This is the home page for our DSC 180 Capstone project. See our github repo here. See our project report here.

By Priyanka Nagasamudra, Luke Lloyd

Abstract

Unsupervised domain adaptation is an important problem in machine learning. Machine learning models trained on a certain dataset often are tested on datasets that are drawn from a different distribution. The aim of our work is to find methods to provide the same performance of the machine learning model on a test distribution as the train distribution. We propose using optimal transport to achieve this and demonstrate results on a model used to asses poverty in Africa.

Dataset

x values
- 8 channel satellite images
  - RGB, Near Infrared, Infrared, Temperature, Nightlight
- urban vs. rural
  - very predictive, so we split between urban and rural in preprocessing step
y values
- Asset index
Domain information
- country

Preprocessing

For all domains and models
- split the data into “Urban” and “Rural”
- image channels already normalized by wilds
For target domain
- derived classification cutoff values for urban and rural separately
- split into 3 classes, each with equal amount of data

ML Model

We used a convolutional neural network for this classification task. It seemed like an obvious choice as CNNs have led in the field of computer vision for around a decade now. We experiemented with other methods, but weren’t able to get them into a usable state. The architecture we used was completely custom, and can been seen below.

Training

To train our model, we first gathered all images from one country (domain). Next, we preprocessed this data, splitting it into images of rural areas and images of urban areas. Finally we trained two convolutional nets to classify the areas captures in these images into three relative wealth categories. Train

Testing

To test if optimal transport was an effective method for unsupervised domain adaptation for this task, we first gathered data from a selected source country (source domain). We then used the sinkhorn algorithm to transport the color distributions of these images to fit the distribution of the target county (target domain). Finally, we evaluated our convolutional nets on both the transported and untransported images. The results can be seen in the image below. Testing

Optimal Transport

Mathematical definitions can be found on our paper. In essence, this is how optimal transport works. These images were taken from the Python Optimal Transport documentation website.

On our data

Unlike the example above, we had multiple images per domain. In order to fit the transformation, we sampled points from all images in our source and target domains.

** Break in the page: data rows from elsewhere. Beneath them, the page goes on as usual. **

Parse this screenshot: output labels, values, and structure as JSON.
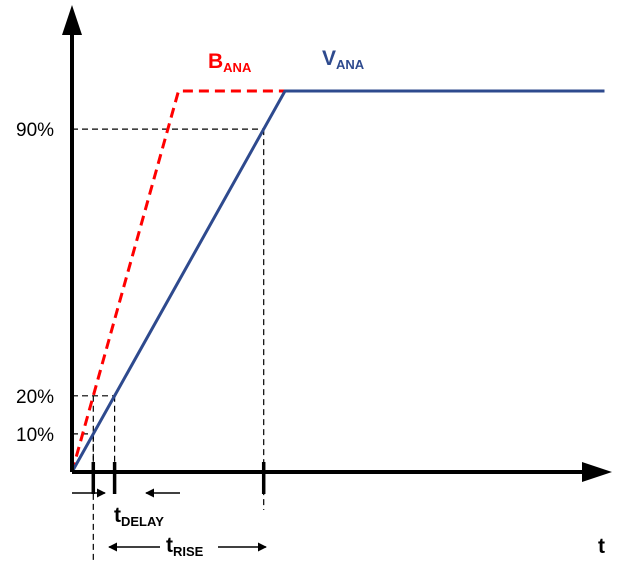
{
  "chart_data": {
    "type": "line",
    "title": "",
    "xlabel": "t",
    "ylabel": "",
    "y_levels": [
      {
        "label": "10%",
        "value": 10
      },
      {
        "label": "20%",
        "value": 20
      },
      {
        "label": "90%",
        "value": 90
      }
    ],
    "series": [
      {
        "name_main": "B",
        "name_sub": "ANA",
        "style": "dashed",
        "color": "#ff0000",
        "points": [
          [
            0,
            0
          ],
          [
            1,
            100
          ],
          [
            3.1,
            100
          ]
        ]
      },
      {
        "name_main": "V",
        "name_sub": "ANA",
        "style": "solid",
        "color": "#2e4a8e",
        "points": [
          [
            0,
            0
          ],
          [
            2,
            100
          ],
          [
            5,
            100
          ]
        ]
      }
    ],
    "intervals": [
      {
        "main": "t",
        "sub": "DELAY"
      },
      {
        "main": "t",
        "sub": "RISE"
      }
    ]
  },
  "colors": {
    "axis": "#000000",
    "guide": "#000000"
  }
}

Why did the model perform worse with OT?

Color Changes
- As seen in the RBG representations above, OT made a lot of the desert area greener to match the color distribution of Nigeria. However, the CNN likely associated a green with wealth, which led to an incorrect prediction.
Artifacts
- Due to the low resolution nightlights channel, OT brings low resolution artifacts into other channels (as seen in SWIR1 above) and brings high resolution artifacts to the nightlights channel. This potentially creates issues for the convolutions in the CNN as there is a change in textures/ distribution of colors.

Future Work

Due to the unexpectedly high performance of the CNN on this classification task, we think it would be feasible to tackle this as a regression problem.

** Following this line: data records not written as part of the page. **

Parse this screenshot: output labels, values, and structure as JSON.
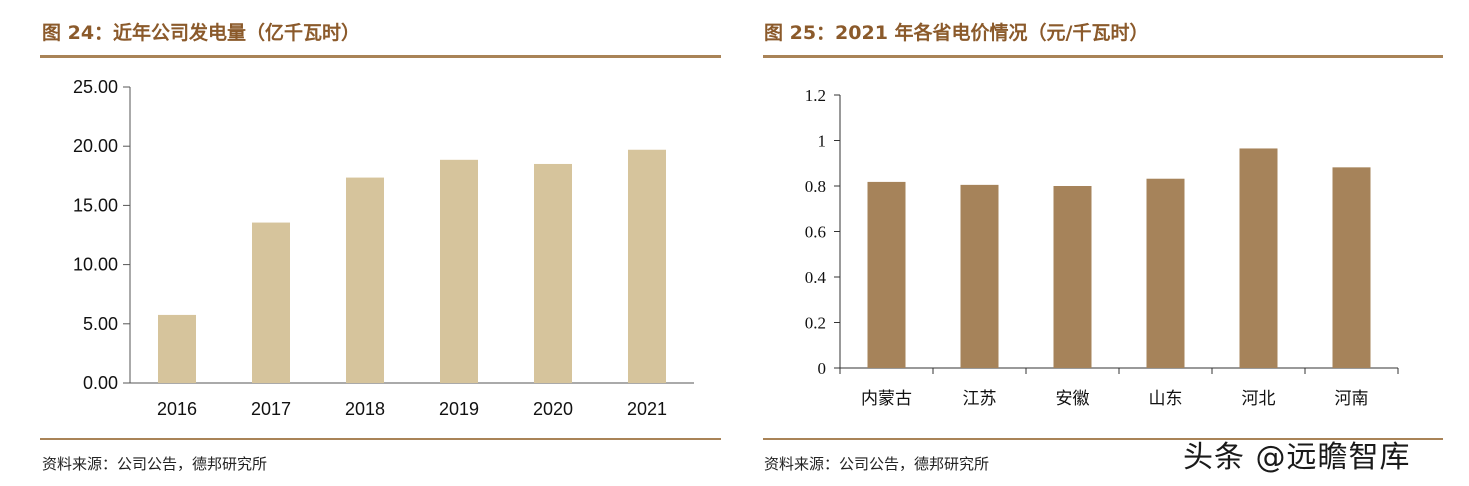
{
  "left": {
    "title": "图 24：近年公司发电量（亿千瓦时）",
    "source": "资料来源：公司公告，德邦研究所"
  },
  "right": {
    "title": "图 25：2021 年各省电价情况（元/千瓦时）",
    "source": "资料来源：公司公告，德邦研究所"
  },
  "watermark": "头条 @远瞻智库",
  "colors": {
    "accent": "#A98357",
    "bar_left": "#D6C49C",
    "bar_right": "#A6835A",
    "title": "#8B5A2B"
  },
  "chart_data": [
    {
      "type": "bar",
      "title": "图 24：近年公司发电量（亿千瓦时）",
      "categories": [
        "2016",
        "2017",
        "2018",
        "2019",
        "2020",
        "2021"
      ],
      "values": [
        5.75,
        13.55,
        17.35,
        18.85,
        18.5,
        19.7
      ],
      "ylim": [
        0,
        25
      ],
      "yticks": [
        0,
        5,
        10,
        15,
        20,
        25
      ],
      "ytick_labels": [
        "0.00",
        "5.00",
        "10.00",
        "15.00",
        "20.00",
        "25.00"
      ],
      "grid": false,
      "legend": "none"
    },
    {
      "type": "bar",
      "title": "图 25：2021 年各省电价情况（元/千瓦时）",
      "categories": [
        "内蒙古",
        "江苏",
        "安徽",
        "山东",
        "河北",
        "河南"
      ],
      "values": [
        0.818,
        0.805,
        0.8,
        0.832,
        0.965,
        0.882
      ],
      "ylim": [
        0,
        1.2
      ],
      "yticks": [
        0,
        0.2,
        0.4,
        0.6,
        0.8,
        1,
        1.2
      ],
      "ytick_labels": [
        "0",
        "0.2",
        "0.4",
        "0.6",
        "0.8",
        "1",
        "1.2"
      ],
      "grid": false,
      "legend": "none"
    }
  ]
}
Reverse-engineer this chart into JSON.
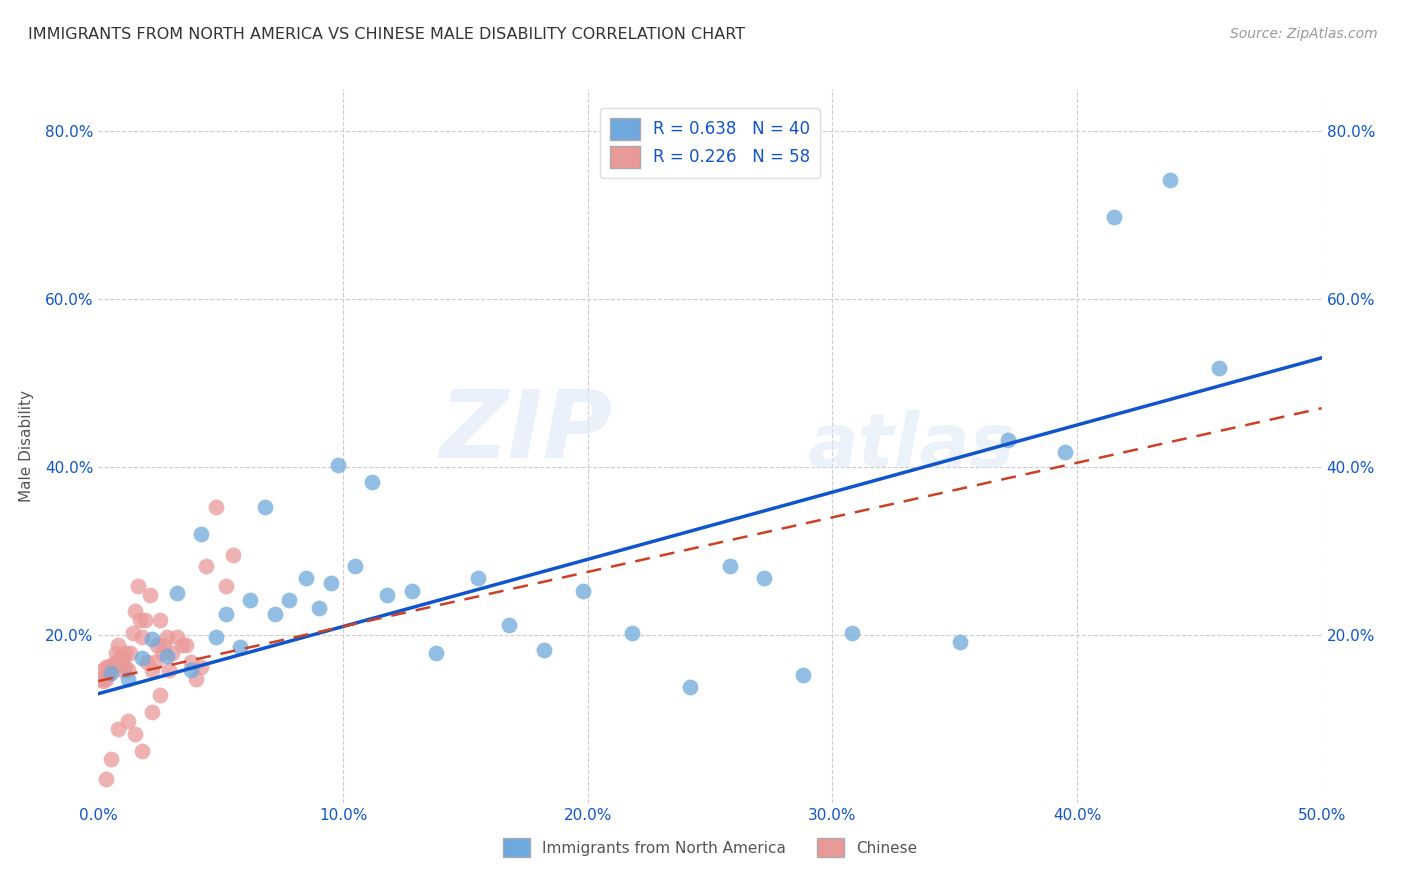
{
  "title": "IMMIGRANTS FROM NORTH AMERICA VS CHINESE MALE DISABILITY CORRELATION CHART",
  "source": "Source: ZipAtlas.com",
  "ylabel": "Male Disability",
  "xlim": [
    0.0,
    0.5
  ],
  "ylim": [
    0.0,
    0.85
  ],
  "xticks": [
    0.0,
    0.1,
    0.2,
    0.3,
    0.4,
    0.5
  ],
  "xticklabels": [
    "0.0%",
    "10.0%",
    "20.0%",
    "30.0%",
    "40.0%",
    "50.0%"
  ],
  "yticks": [
    0.0,
    0.2,
    0.4,
    0.6,
    0.8
  ],
  "yticklabels_left": [
    "",
    "",
    "20.0%",
    "40.0%",
    "60.0%",
    "80.0%"
  ],
  "yticklabels_right": [
    "",
    "20.0%",
    "40.0%",
    "60.0%",
    "80.0%"
  ],
  "legend1_r": "0.638",
  "legend1_n": "40",
  "legend2_r": "0.226",
  "legend2_n": "58",
  "legend_bottom_label1": "Immigrants from North America",
  "legend_bottom_label2": "Chinese",
  "blue_color": "#6fa8dc",
  "pink_color": "#ea9999",
  "blue_line_color": "#1155cc",
  "pink_line_color": "#cc4125",
  "watermark_zip": "ZIP",
  "watermark_atlas": "atlas",
  "blue_scatter_x": [
    0.005,
    0.012,
    0.018,
    0.022,
    0.028,
    0.032,
    0.038,
    0.042,
    0.048,
    0.052,
    0.058,
    0.062,
    0.068,
    0.072,
    0.078,
    0.085,
    0.09,
    0.095,
    0.098,
    0.105,
    0.112,
    0.118,
    0.128,
    0.138,
    0.155,
    0.168,
    0.182,
    0.198,
    0.218,
    0.242,
    0.258,
    0.272,
    0.288,
    0.308,
    0.352,
    0.372,
    0.395,
    0.415,
    0.438,
    0.458
  ],
  "blue_scatter_y": [
    0.155,
    0.148,
    0.172,
    0.195,
    0.175,
    0.25,
    0.158,
    0.32,
    0.198,
    0.225,
    0.185,
    0.242,
    0.352,
    0.225,
    0.242,
    0.268,
    0.232,
    0.262,
    0.402,
    0.282,
    0.382,
    0.248,
    0.252,
    0.178,
    0.268,
    0.212,
    0.182,
    0.252,
    0.202,
    0.138,
    0.282,
    0.268,
    0.152,
    0.202,
    0.192,
    0.432,
    0.418,
    0.698,
    0.742,
    0.518
  ],
  "pink_scatter_x": [
    0.001,
    0.002,
    0.002,
    0.003,
    0.003,
    0.004,
    0.004,
    0.005,
    0.005,
    0.006,
    0.006,
    0.007,
    0.007,
    0.008,
    0.008,
    0.009,
    0.009,
    0.01,
    0.01,
    0.011,
    0.011,
    0.012,
    0.013,
    0.014,
    0.015,
    0.016,
    0.017,
    0.018,
    0.019,
    0.02,
    0.021,
    0.022,
    0.023,
    0.024,
    0.025,
    0.026,
    0.027,
    0.028,
    0.029,
    0.03,
    0.032,
    0.034,
    0.036,
    0.038,
    0.04,
    0.042,
    0.044,
    0.048,
    0.052,
    0.055,
    0.005,
    0.008,
    0.012,
    0.015,
    0.018,
    0.022,
    0.025,
    0.003
  ],
  "pink_scatter_y": [
    0.148,
    0.145,
    0.158,
    0.148,
    0.162,
    0.152,
    0.162,
    0.158,
    0.162,
    0.165,
    0.162,
    0.168,
    0.178,
    0.188,
    0.168,
    0.172,
    0.168,
    0.172,
    0.158,
    0.178,
    0.162,
    0.158,
    0.178,
    0.202,
    0.228,
    0.258,
    0.218,
    0.198,
    0.218,
    0.168,
    0.248,
    0.158,
    0.168,
    0.188,
    0.218,
    0.178,
    0.188,
    0.198,
    0.158,
    0.178,
    0.198,
    0.188,
    0.188,
    0.168,
    0.148,
    0.162,
    0.282,
    0.352,
    0.258,
    0.295,
    0.052,
    0.088,
    0.098,
    0.082,
    0.062,
    0.108,
    0.128,
    0.028
  ],
  "blue_line_x0": 0.0,
  "blue_line_y0": 0.13,
  "blue_line_x1": 0.5,
  "blue_line_y1": 0.53,
  "pink_line_x0": 0.0,
  "pink_line_y0": 0.145,
  "pink_line_x1": 0.5,
  "pink_line_y1": 0.47
}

We believe we can fix many of the issues we ran into with OT. In order to avoid artifacts, we would exclude the nightlights channel from OT. It doesn’t really make sense to include it in the first place as it is measuring the amount of light from a wide area and as a measure, it is already domain independent. Another improvement we could make is increasing the pixel samples from each domain that OT was fitted on. This would significantly increase computation times however.